On 5 May 1110 C.E., the night of a lunar eclipse, the Moon did not take on its normal reddish hue. Despite otherwise clear skies, it “was so completely extinguished withal, that neither light, nor orb, nor anything at all of it was seen.” So reported a version of the Anglo-Saxon Chronicle, a series of medieval manuscripts compiled in Old English. Now, by combining this report with an analysis of tree-ring records and ice cores, scientists have deduced the reason why the Moon became so dark: a set of volcanic eruptions in the early 12th century. The eruptions had widespread climatic effects, causing temperatures in the Northern Hemisphere to drop by about 1°C, the scientists report.
After a volcanic eruption, ash and sulfate aerosols—tiny particles created when volcanic gases react with the atmosphere—eventually rain back down to Earth. Some of this fallout inevitably lands on snow, which is compacted over time into ice. Ice cores are therefore “one of the best archives available” for tracing past eruptions, says Sébastien Guillet, a paleoclimatologist at the University of Geneva.
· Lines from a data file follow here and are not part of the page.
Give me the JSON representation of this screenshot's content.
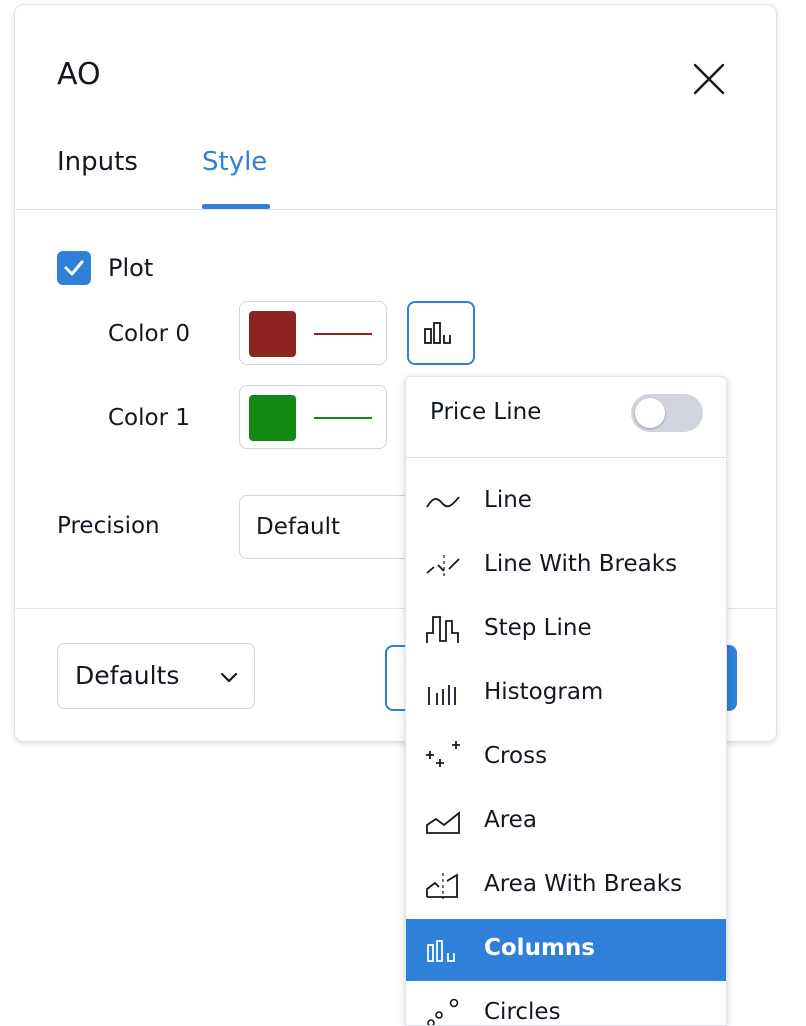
{
  "dialog": {
    "title": "AO",
    "tabs": [
      {
        "label": "Inputs",
        "active": false
      },
      {
        "label": "Style",
        "active": true
      }
    ]
  },
  "style": {
    "plot": {
      "label": "Plot",
      "checked": true
    },
    "colors": [
      {
        "label": "Color 0",
        "swatch": "#8e2421",
        "line_color": "#8e2421"
      },
      {
        "label": "Color 1",
        "swatch": "#128a12",
        "line_color": "#128a12"
      }
    ],
    "precision": {
      "label": "Precision",
      "value": "Default"
    }
  },
  "footer": {
    "defaults_label": "Defaults"
  },
  "plot_type_menu": {
    "price_line": {
      "label": "Price Line",
      "enabled": false
    },
    "items": [
      {
        "label": "Line",
        "icon": "line-icon",
        "selected": false
      },
      {
        "label": "Line With Breaks",
        "icon": "line-with-breaks-icon",
        "selected": false
      },
      {
        "label": "Step Line",
        "icon": "step-line-icon",
        "selected": false
      },
      {
        "label": "Histogram",
        "icon": "histogram-icon",
        "selected": false
      },
      {
        "label": "Cross",
        "icon": "cross-icon",
        "selected": false
      },
      {
        "label": "Area",
        "icon": "area-icon",
        "selected": false
      },
      {
        "label": "Area With Breaks",
        "icon": "area-with-breaks-icon",
        "selected": false
      },
      {
        "label": "Columns",
        "icon": "columns-icon",
        "selected": true
      },
      {
        "label": "Circles",
        "icon": "circles-icon",
        "selected": false
      }
    ]
  },
  "colors": {
    "accent": "#2f80d8",
    "border": "#d1d4dc",
    "text": "#131722"
  }
}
Guillet and his colleagues mined existing records of three ice cores: two from Greenland and one from Antarctica. Cores from both places revealed sulfate spikes—one in the Antarctic core in 1109 C.E., and several in the Greenland ice cores from 1108–1113 C.E. Some scientists believe the spikes are consistent with the eruption of a single large volcano in the tropics around 1108 C.E., which would have caused aerosols to rain down around the globe for several years.
Original manuscript of the Annals of Saint Evroult, Normandy, France (source: Annales Uticenses. Bibliothèque Nationale de France, Paris, Ms Latin 10062, f154r). The manuscript displays a paschal table, also known as an Easter table, used to determine for successive years the changing dates on which Easter fell, one of the most important days in the liturgical calendar. On the margins of the Easter table, several brief historical notes were added, providing information mostly about king’s reigns, as well as the succession of abbots, bishops and Popes. The entry for the year 1109 CE, however, records a major famine in France lasting three years. This note was written at the abbey of Saint Evroult by a contemporary witness, the monk Orderic Vitalis (1075–1141/1143 CE). Orderic Vitalis is one of the most famous scribes of the 12th century. He is predominantly known as the author of the Historia Ecclesiastica, in which he provides a more detailed and lengthy account of the famine of 1109–1111 CE (Guillet et al., 2020).
But accurately dating ice cores is notoriously tricky. So Guillet and his colleagues turned to other records to verify that one or more eruptions actually took place early in the 12th century.
The team started with tree ring records from North America, Europe, and Asia. Because trees grow thinner rings in colder weather, the researchers were able to reconstruct past temperatures in the Northern Hemisphere. They found that 1109 C.E. was about 1°C cooler than normal. They say a volcanic eruption was likely responsible, because aerosols suspended in the atmosphere block sunlight and cool the planet. (Temperatures dropped by a similar amount after the eruption of Mount Pinatubo in the Philippines in 1991.)
The team next combed through 17 European and Near Eastern manuscripts that referenced lunar eclipses that occurred between 1100 and 1120 C.E. A total lunar eclipse, which occurs when the Moon passes into Earth’s shadow, typically appears red thanks to how sunlight is filtered through the planet’s atmosphere. But volcanic aerosols can block sunlight and darken lunar eclipses.
Guillet and his collaborators found references that one lunar eclipse—on 5 May 1110 C.E.—was unusually dark. That’s consistent with at least one eruption occurring around 1108 C.E., which supports the ice core records, Guillet and his colleagues concluded last month in Scientific Reports.
The team pinpointed a plausible suspect: Japan’s Mount Asama, which records indicate erupted in 1108 C.E. Its sulfates could have reached Greenland but probably not Antarctica, Guillet says. “Atmospheric circulation makes it very difficult for eruptions located at high latitudes to cross the tropics.” (A single eruption in the tropics would suffer from the same circulation problems, the team suggests.) That means at least one other eruption must have occurred around the same time, Guillet and his colleagues conclude, but the identity of that eruption remains an enigma.
One way to resolve that mystery is to look for tiny bits of volcanic ash in ice cores, says Michael Sigl, a chemist at the University of Bern in Switzerland who focuses on volcanic eruptions. Ash, which is shards of volcanic glass, has unique geochemical fingerprints, he says. “That can be linked to the source volcano.”